Imaginar los rascacielos de Caracas llenos de gallineros verticales es un delirio que demuestra que el fanatismo puede acabar derivando en pura fantasía

En Industrias y andanzas de Alfanhuí,su primera novela, Rafael Sánchez Ferlosio describe una pensión, la de doña Tere, en la que, entre otras excentricidades y maravillas, hay una cabra que convive en el retrete con un huerto de lechugas que la dueña cultiva en la bañera (que ha llenado de tierra a tal efecto) y que, a falta de clorofila por la carencia de luz solar, son blancas como los azulejos. Para que la cabra, que proporciona leche a la casa, no se coma las lechugas, doña Tere la tiene atada a la puerta con una cuerda lo suficientemente corta como para que el animal no pueda alcanzar aquéllas. Doña Tere está tan orgullosa de su cabra y de su huerto que no sólo no se avergüenza de tenerlos en el retrete sino que se los enseña a los huéspedes con presunción.

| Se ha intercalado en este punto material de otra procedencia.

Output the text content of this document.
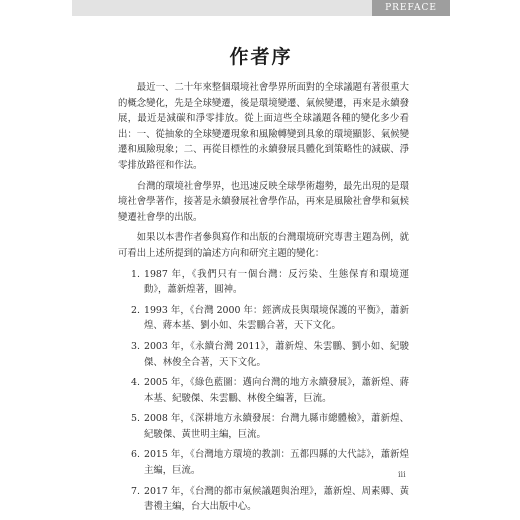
PREFACE
作者序

最近一、二十年來整個環境社會學界所面對的全球議題有著很重大的概念變化，先是全球變遷，後是環境變遷、氣候變遷，再來是永續發展，最近是減碳和淨零排放。從上面這些全球議題各種的變化多少看出：一、從抽象的全球變遷現象和風險轉變到具象的環境顯影、氣候變遷和風險現象；二、再從目標性的永續發展具體化到策略性的減碳、淨零排放路徑和作法。

台灣的環境社會學界，也迅速反映全球學術趨勢，最先出現的是環境社會學著作，接著是永續發展社會學作品，再來是風險社會學和氣候變遷社會學的出版。

如果以本書作者參與寫作和出版的台灣環境研究專書主題為例，就可看出上述所提到的論述方向和研究主題的變化：

1. 1987 年，《我們只有一個台灣：反污染、生態保育和環境運動》，蕭新煌著，圓神。
2. 1993 年，《台灣 2000 年：經濟成長與環境保護的平衡》，蕭新煌、蔣本基、劉小如、朱雲鵬合著，天下文化。
3. 2003 年，《永續台灣 2011》，蕭新煌、朱雲鵬、劉小如、紀駿傑、林俊全合著，天下文化。
4. 2005 年，《綠色藍圖：邁向台灣的地方永續發展》，蕭新煌、蔣本基、紀駿傑、朱雲鵬、林俊全編著，巨流。
5. 2008 年，《深耕地方永續發展：台灣九縣市總體檢》，蕭新煌、紀駿傑、黃世明主編，巨流。
6. 2015 年，《台灣地方環境的教訓：五都四縣的大代誌》，蕭新煌主編，巨流。
7. 2017 年，《台灣的都市氣候議題與治理》，蕭新煌、周素卿、黃書禮主編，台大出版中心。
iii
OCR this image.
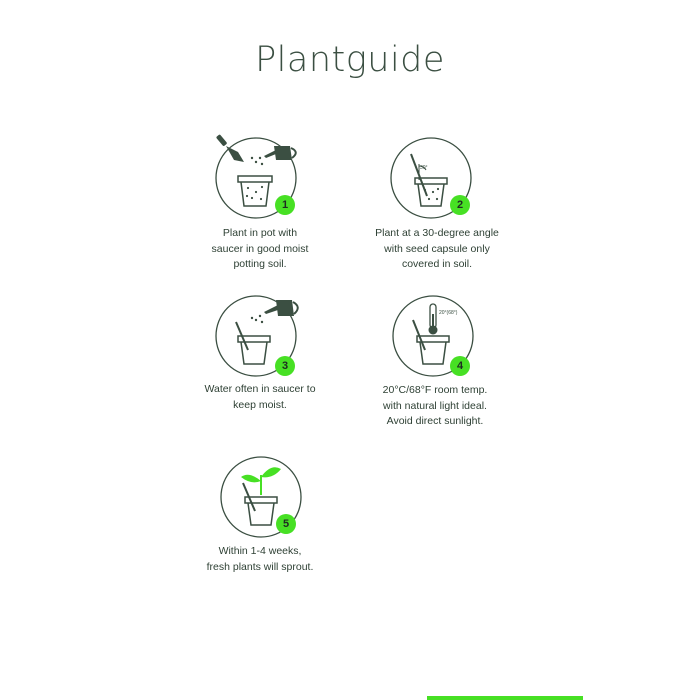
Plantguide
1
Plant in pot with
saucer in good moist
potting soil.
30°
2
Plant at a 30-degree angle
with seed capsule only
covered in soil.
3
Water often in saucer to
keep moist.
20°(68°)
4
20°C/68°F room temp.
with natural light ideal.
Avoid direct sunlight.
5
Within 1-4 weeks,
fresh plants will sprout.
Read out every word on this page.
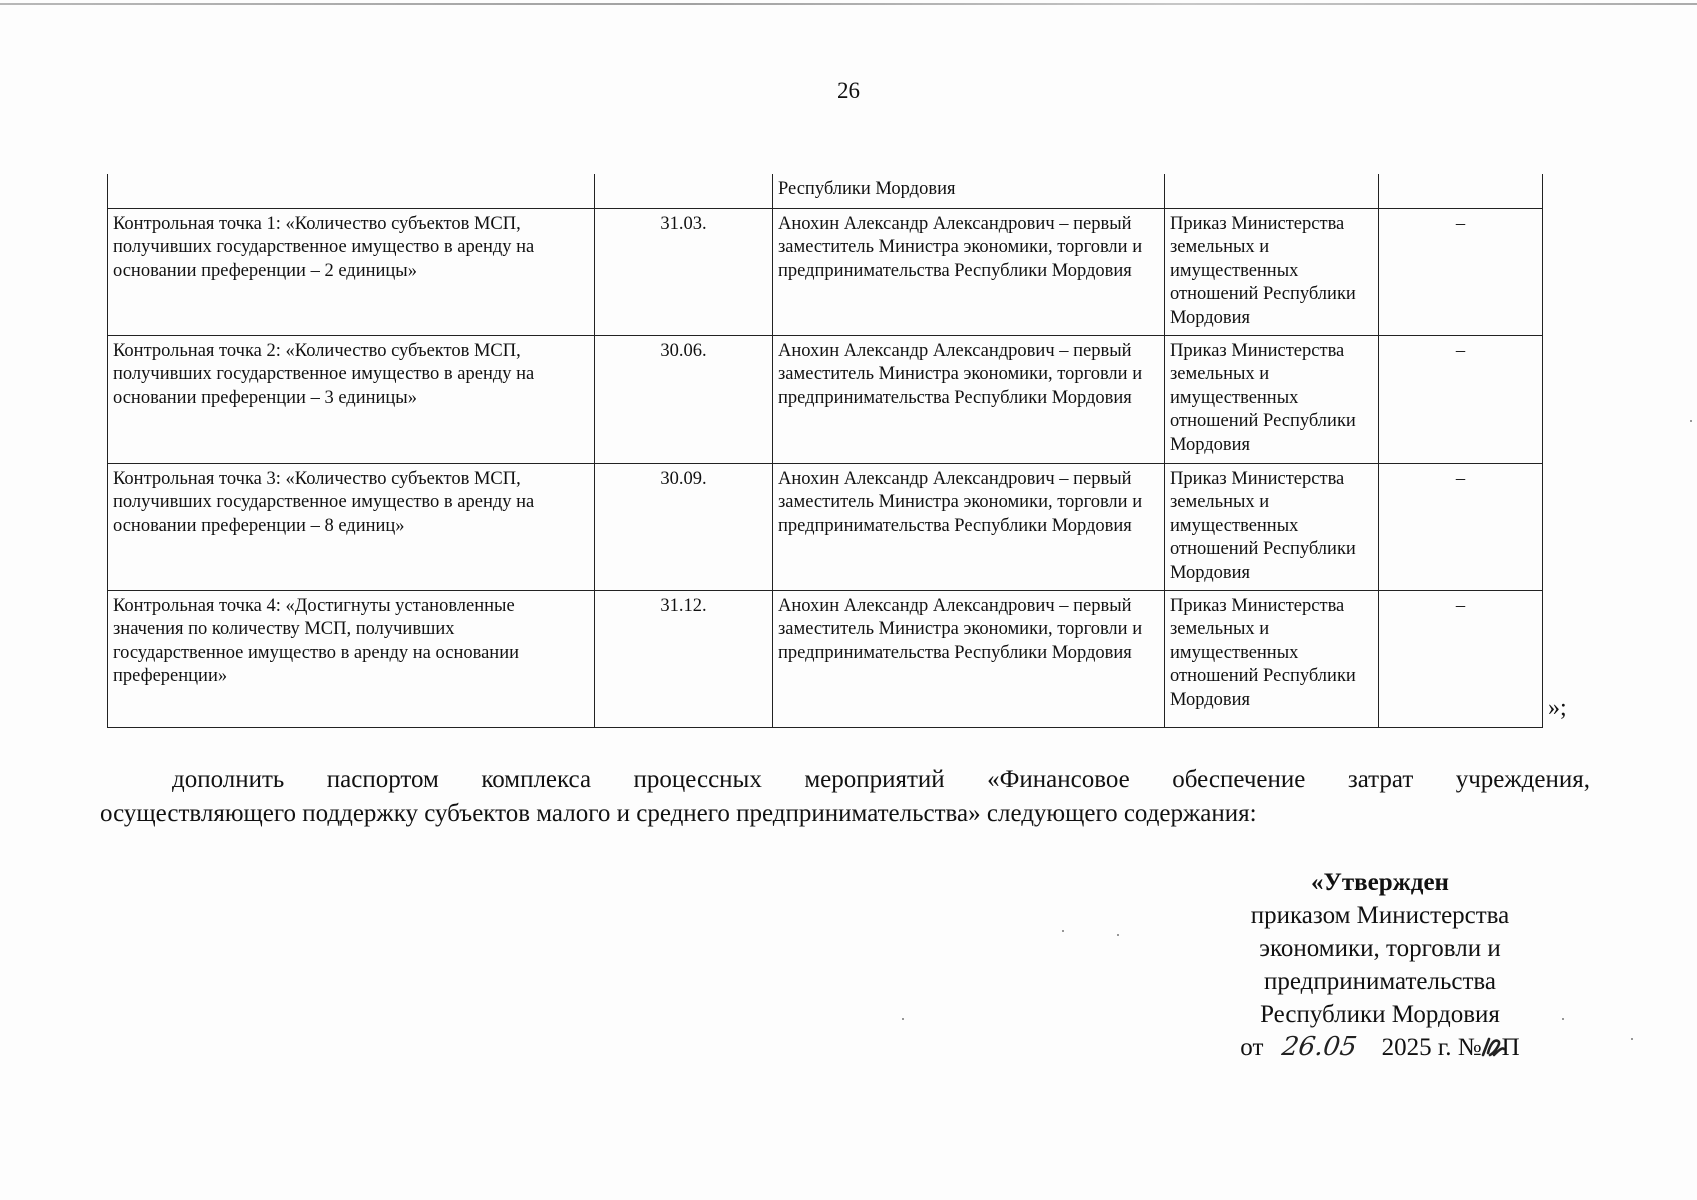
26
		Республики Мордовия		
Контрольная точка 1: «Количество субъектов МСП, получивших государственное имущество в аренду на основании преференции – 2 единицы»	31.03.	Анохин Александр Александрович – первый заместитель Министра экономики, торговли и предпринимательства Республики Мордовия	Приказ Министерства земельных и имущественных отношений Республики Мордовия	–
Контрольная точка 2: «Количество субъектов МСП, получивших государственное имущество в аренду на основании преференции – 3 единицы»	30.06.	Анохин Александр Александрович – первый заместитель Министра экономики, торговли и предпринимательства Республики Мордовия	Приказ Министерства земельных и имущественных отношений Республики Мордовия	–
Контрольная точка 3: «Количество субъектов МСП, получивших государственное имущество в аренду на основании преференции – 8 единиц»	30.09.	Анохин Александр Александрович – первый заместитель Министра экономики, торговли и предпринимательства Республики Мордовия	Приказ Министерства земельных и имущественных отношений Республики Мордовия	–
Контрольная точка 4: «Достигнуты установленные значения по количеству МСП, получивших государственное имущество в аренду на основании преференции»	31.12.	Анохин Александр Александрович – первый заместитель Министра экономики, торговли и предпринимательства Республики Мордовия	Приказ Министерства земельных и имущественных отношений Республики Мордовия	–
»;
дополнить паспортом комплекса процессных мероприятий «Финансовое обеспечение затрат учреждения,
осуществляющего поддержку субъектов малого и среднего предпринимательства» следующего содержания:
«Утвержден
приказом Министерства
экономики, торговли и
предпринимательства
Республики Мордовия
от 26.05 2025 г. № П
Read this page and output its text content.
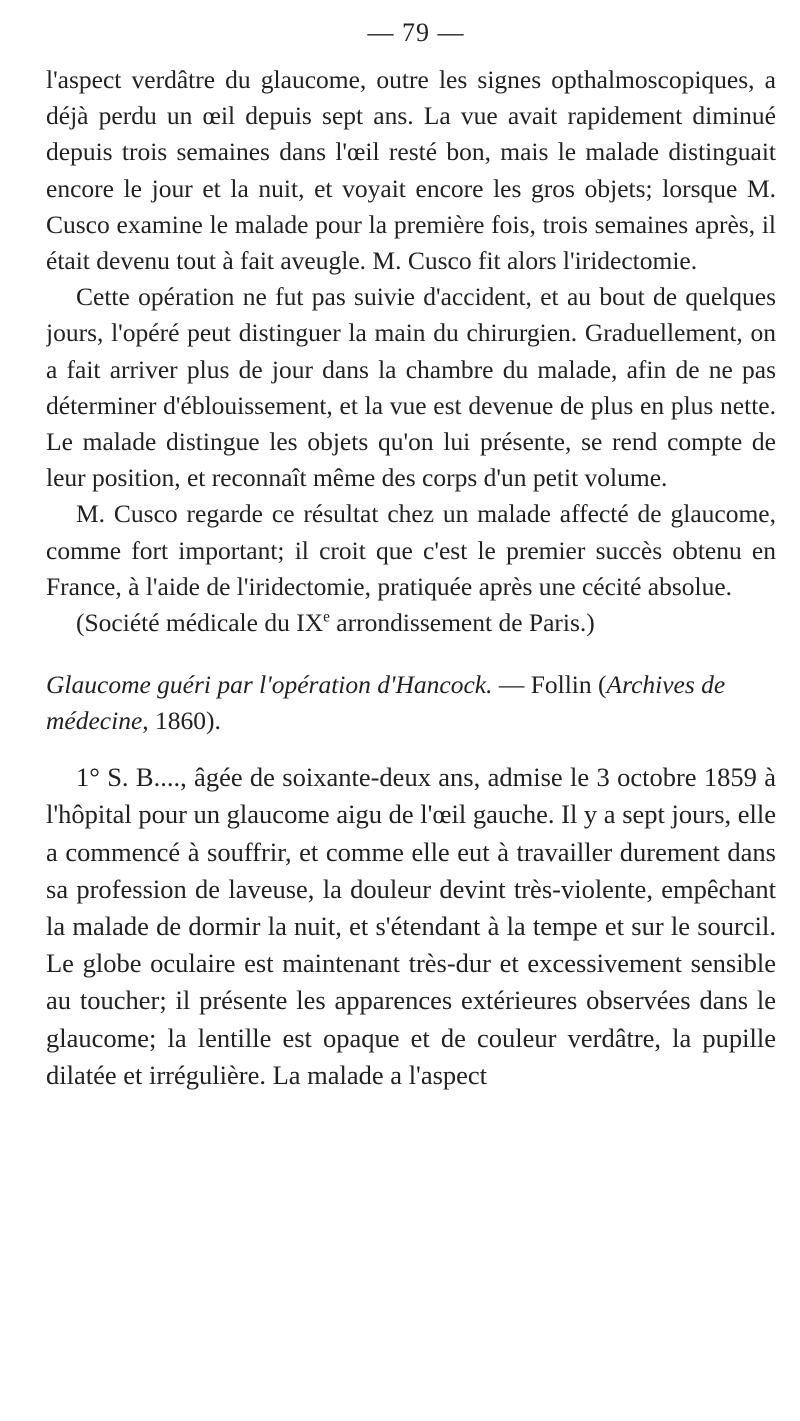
— 79 —

l'aspect verdâtre du glaucome, outre les signes opthalmoscopiques, a déjà perdu un œil depuis sept ans. La vue avait rapidement diminué depuis trois semaines dans l'œil resté bon, mais le malade distinguait encore le jour et la nuit, et voyait encore les gros objets; lorsque M. Cusco examine le malade pour la première fois, trois semaines après, il était devenu tout à fait aveugle. M. Cusco fit alors l'iridectomie.

Cette opération ne fut pas suivie d'accident, et au bout de quelques jours, l'opéré peut distinguer la main du chirurgien. Graduellement, on a fait arriver plus de jour dans la chambre du malade, afin de ne pas déterminer d'éblouissement, et la vue est devenue de plus en plus nette. Le malade distingue les objets qu'on lui présente, se rend compte de leur position, et reconnaît même des corps d'un petit volume.

M. Cusco regarde ce résultat chez un malade affecté de glaucome, comme fort important; il croit que c'est le premier succès obtenu en France, à l'aide de l'iridectomie, pratiquée après une cécité absolue.

(Société médicale du IXe arrondissement de Paris.)

Glaucome guéri par l'opération d'Hancock. — Follin (Archives de médecine, 1860).

1° S. B...., âgée de soixante-deux ans, admise le 3 octobre 1859 à l'hôpital pour un glaucome aigu de l'œil gauche. Il y a sept jours, elle a commencé à souffrir, et comme elle eut à travailler durement dans sa profession de laveuse, la douleur devint très-violente, empêchant la malade de dormir la nuit, et s'étendant à la tempe et sur le sourcil. Le globe oculaire est maintenant très-dur et excessivement sensible au toucher; il présente les apparences extérieures observées dans le glaucome; la lentille est opaque et de couleur verdâtre, la pupille dilatée et irrégulière. La malade a l'aspect
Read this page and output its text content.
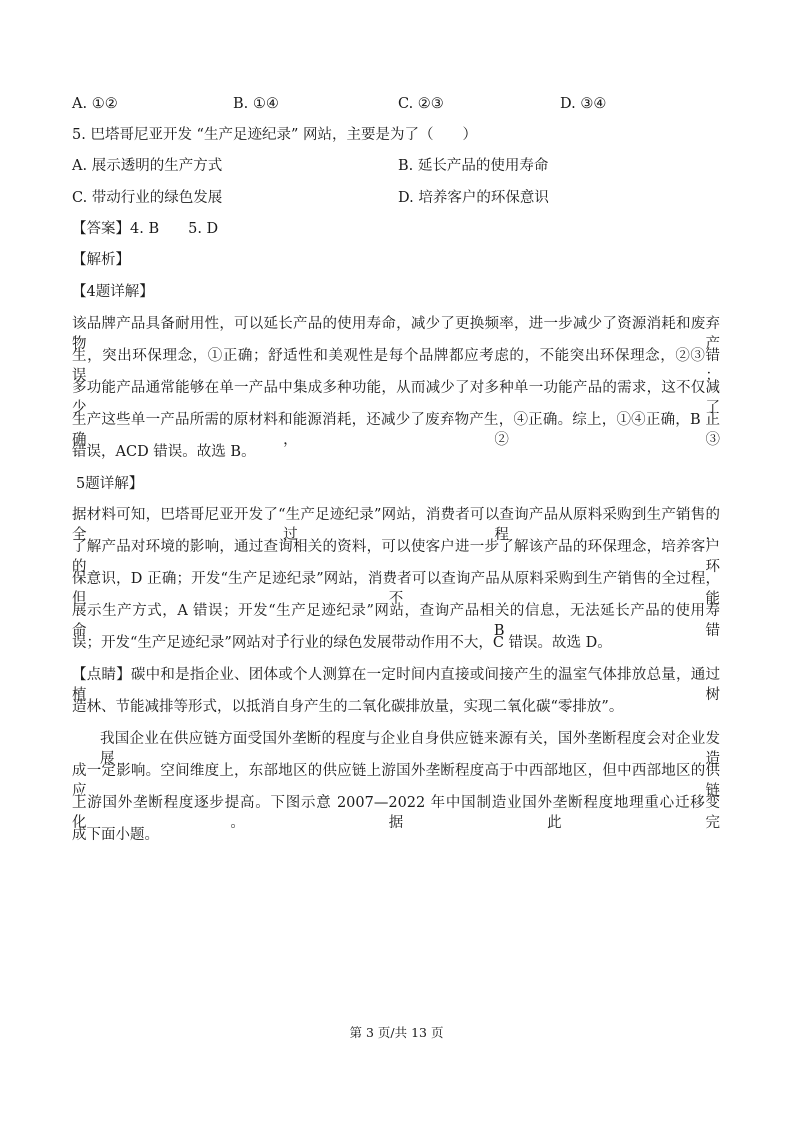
A. ①②	B. ①④	C. ②③	D. ③④
5. 巴塔哥尼亚开发 “生产足迹纪录” 网站，主要是为了（　　）
A. 展示透明的生产方式	B. 延长产品的使用寿命
C. 带动行业的绿色发展	D. 培养客户的环保意识
【答案】4. B　　5. D
【解析】
【4题详解】
该品牌产品具备耐用性，可以延长产品的使用寿命，减少了更换频率，进一步减少了资源消耗和废弃物产
生，突出环保理念，①正确；舒适性和美观性是每个品牌都应考虑的，不能突出环保理念，②③错误；
多功能产品通常能够在单一产品中集成多种功能，从而减少了对多种单一功能产品的需求，这不仅减少了
生产这些单一产品所需的原材料和能源消耗，还减少了废弃物产生，④正确。综上，①④正确，B 正确，②③
错误，ACD 错误。故选 B。
5题详解】
据材料可知，巴塔哥尼亚开发了“生产足迹纪录”网站，消费者可以查询产品从原料采购到生产销售的全过程，
了解产品对环境的影响，通过查询相关的资料，可以使客户进一步了解该产品的环保理念，培养客户的环
保意识，D 正确；开发“生产足迹纪录”网站，消费者可以查询产品从原料采购到生产销售的全过程，但不能
展示生产方式，A 错误；开发“生产足迹纪录”网站，查询产品相关的信息，无法延长产品的使用寿命，B 错
误；开发“生产足迹纪录”网站对于行业的绿色发展带动作用不大，C 错误。故选 D。
【点睛】碳中和是指企业、团体或个人测算在一定时间内直接或间接产生的温室气体排放总量，通过植树
造林、节能减排等形式，以抵消自身产生的二氧化碳排放量，实现二氧化碳“零排放”。
我国企业在供应链方面受国外垄断的程度与企业自身供应链来源有关，国外垄断程度会对企业发展造
成一定影响。空间维度上，东部地区的供应链上游国外垄断程度高于中西部地区，但中西部地区的供应链
上游国外垄断程度逐步提高。下图示意 2007—2022 年中国制造业国外垄断程度地理重心迁移变化。据此完
成下面小题。
第 3 页/共 13 页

Me acordé de la historia de Alfanhuí al conocer la noticia de que el presidente de Venezuela, Nicolás Maduro, ha creado en su última remodelación gubernamental un Ministerio de Agricultura Urbana dirigido a promover el cultivo de huertos y de gallineros en las grandes ciudades del país ante la progresiva escasez de alimentos que los venezolanos soportan desde hace ya tiempo; una idea que no es nueva, ni original del presidente Maduro —que en la presentación del nuevo Gobierno presumió de tener en casa cincuenta gallinas ponedoras que le suministran huevos para el consumo de la familia—, sino que su predecesor, su idolatrado Hugo Chávez, ya lo había sugerido como idea cuando habló de crear gallineros verticales en Caracas. Qué obsesión con las gallinas, pensara algún lector a la vista de la reiteración.

Si la broma la firmara García Márquez, o el propio Sánchez Ferlosio, que en Alfanhuí llevo su imaginación al límite, con veletas y marionetas capaces de actuar y de hablar como personas y animales y objetos llenos de humanidad y de sentimientos, pensaría que estábamos ante una nueva muestra del realismo mágico literario, pero resulta que quien la firma es la agencia oficial venezolana de noticias, lo que la hace aún más surrealista. Porque imaginar Caracas, una concentración de seis millones de personas hacinadas en enormes rascacielos, llena de gallineros verticales y hortalizas poblando las azoteas y los balcones colgados sobre el vacío, amén de los parques públicos invadidos por animales de todas las especies comestibles, desde conejos a vacas y desde cerdos a cabras como la de doña Tere, la de Alfanhuí, no deja de ser un delirio que demuestra hasta qué punto el fanatismo puede acabar derivando en pura fantasía, la de unos dirigentes empeñados en convertir un país en una novela.